Ethnic minority representatives warned at a Wednesday’s seminar on national minorities and the media in Croatia of more widespread and brutal hate speech in the country, as well as reduction in content for ethnic minorities on national television.
Hate speech and inappropriate language we are increasingly exposed to do not only threaten the national minorities’ sense of security, but also ruin the image of Croatia as a democratic society, said Branko Socanac, assistant head of the government’s office on human rights and rights of national minorities.
He added that Croatia had an enviable normative standard of protection of national minorities’ rights, but that they face problems in everyday implementation of that standard.
The national broadcaster, HTV’s, programme for national minorities is getting sparser and weaker, Chairman of the National Minorities Council Aleksandar Tolnauer said.

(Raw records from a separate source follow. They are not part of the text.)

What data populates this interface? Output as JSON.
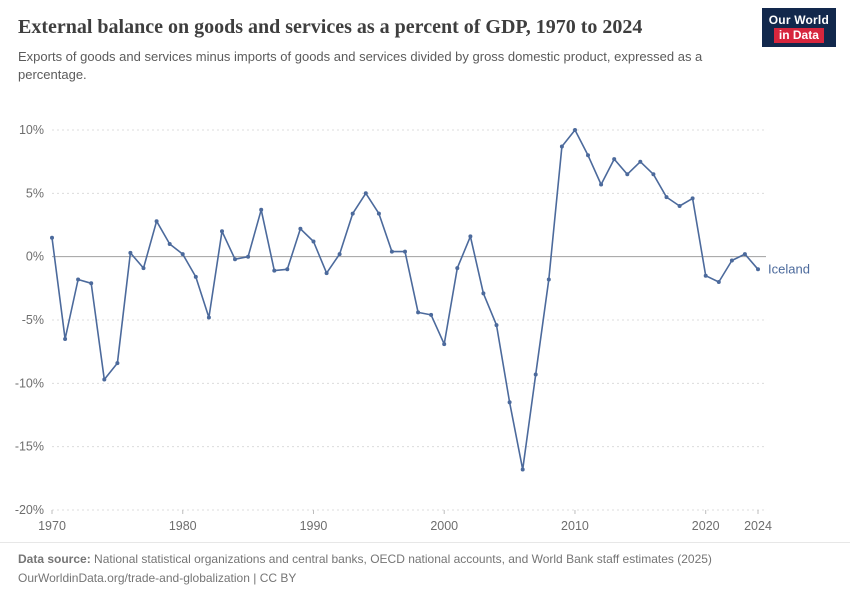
{
  "logo": {
    "line1": "Our World",
    "line2": "in Data"
  },
  "header": {
    "title": "External balance on goods and services as a percent of GDP, 1970 to 2024",
    "subtitle": "Exports of goods and services minus imports of goods and services divided by gross domestic product, expressed as a percentage."
  },
  "chart_data": {
    "type": "line",
    "title": "External balance on goods and services as a percent of GDP, 1970 to 2024",
    "xlabel": "",
    "ylabel": "",
    "xlim": [
      1970,
      2024
    ],
    "ylim": [
      -20,
      10
    ],
    "yticks": [
      10,
      5,
      0,
      -5,
      -10,
      -15,
      -20
    ],
    "ytick_labels": [
      "10%",
      "5%",
      "0%",
      "-5%",
      "-10%",
      "-15%",
      "-20%"
    ],
    "xticks": [
      1970,
      1980,
      1990,
      2000,
      2010,
      2020,
      2024
    ],
    "grid": "horizontal-dashed",
    "legend_position": "end-of-line-label",
    "series": [
      {
        "name": "Iceland",
        "color": "#4c6a9c",
        "x": [
          1970,
          1971,
          1972,
          1973,
          1974,
          1975,
          1976,
          1977,
          1978,
          1979,
          1980,
          1981,
          1982,
          1983,
          1984,
          1985,
          1986,
          1987,
          1988,
          1989,
          1990,
          1991,
          1992,
          1993,
          1994,
          1995,
          1996,
          1997,
          1998,
          1999,
          2000,
          2001,
          2002,
          2003,
          2004,
          2005,
          2006,
          2007,
          2008,
          2009,
          2010,
          2011,
          2012,
          2013,
          2014,
          2015,
          2016,
          2017,
          2018,
          2019,
          2020,
          2021,
          2022,
          2023,
          2024
        ],
        "values": [
          1.5,
          -6.5,
          -1.8,
          -2.1,
          -9.7,
          -8.4,
          0.3,
          -0.9,
          2.8,
          1.0,
          0.2,
          -1.6,
          -4.8,
          2.0,
          -0.2,
          0.0,
          3.7,
          -1.1,
          -1.0,
          2.2,
          1.2,
          -1.3,
          0.2,
          3.4,
          5.0,
          3.4,
          0.4,
          0.4,
          -4.4,
          -4.6,
          -6.9,
          -0.9,
          1.6,
          -2.9,
          -5.4,
          -11.5,
          -16.8,
          -9.3,
          -1.8,
          8.7,
          10.0,
          8.0,
          5.7,
          7.7,
          6.5,
          7.5,
          6.5,
          4.7,
          4.0,
          4.6,
          -1.5,
          -2.0,
          -0.3,
          0.2,
          -1.0
        ]
      }
    ]
  },
  "footer": {
    "source_label": "Data source:",
    "source_text": " National statistical organizations and central banks, OECD national accounts, and World Bank staff estimates (2025)",
    "link_line": "OurWorldinData.org/trade-and-globalization | CC BY"
  }
}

According to data from HTV, only 60 and a half hours of programme intended for national minorities aired in all four channels last year.
“We are not asking anyone to create a programme out of something that is not there, because members of national minorities should give cause for reports, but the problem is in the political representation of national minorities, which is, to put it mildly, disastrous,” Tolnauer said.
Tolnauer criticised HTV for its tendency to reduce the issues of national minorities to customs and culture, when its task should be to assist their integration into society with all their problems.
Croatia, as well as other parts of Europe, is experiencing a dramatic clash of populism with the political mainstream, more and more visible in the media, and resulting in hate speech becoming more common, said the representative of the Hungarian national minority in Croatia, Robert Jankovics.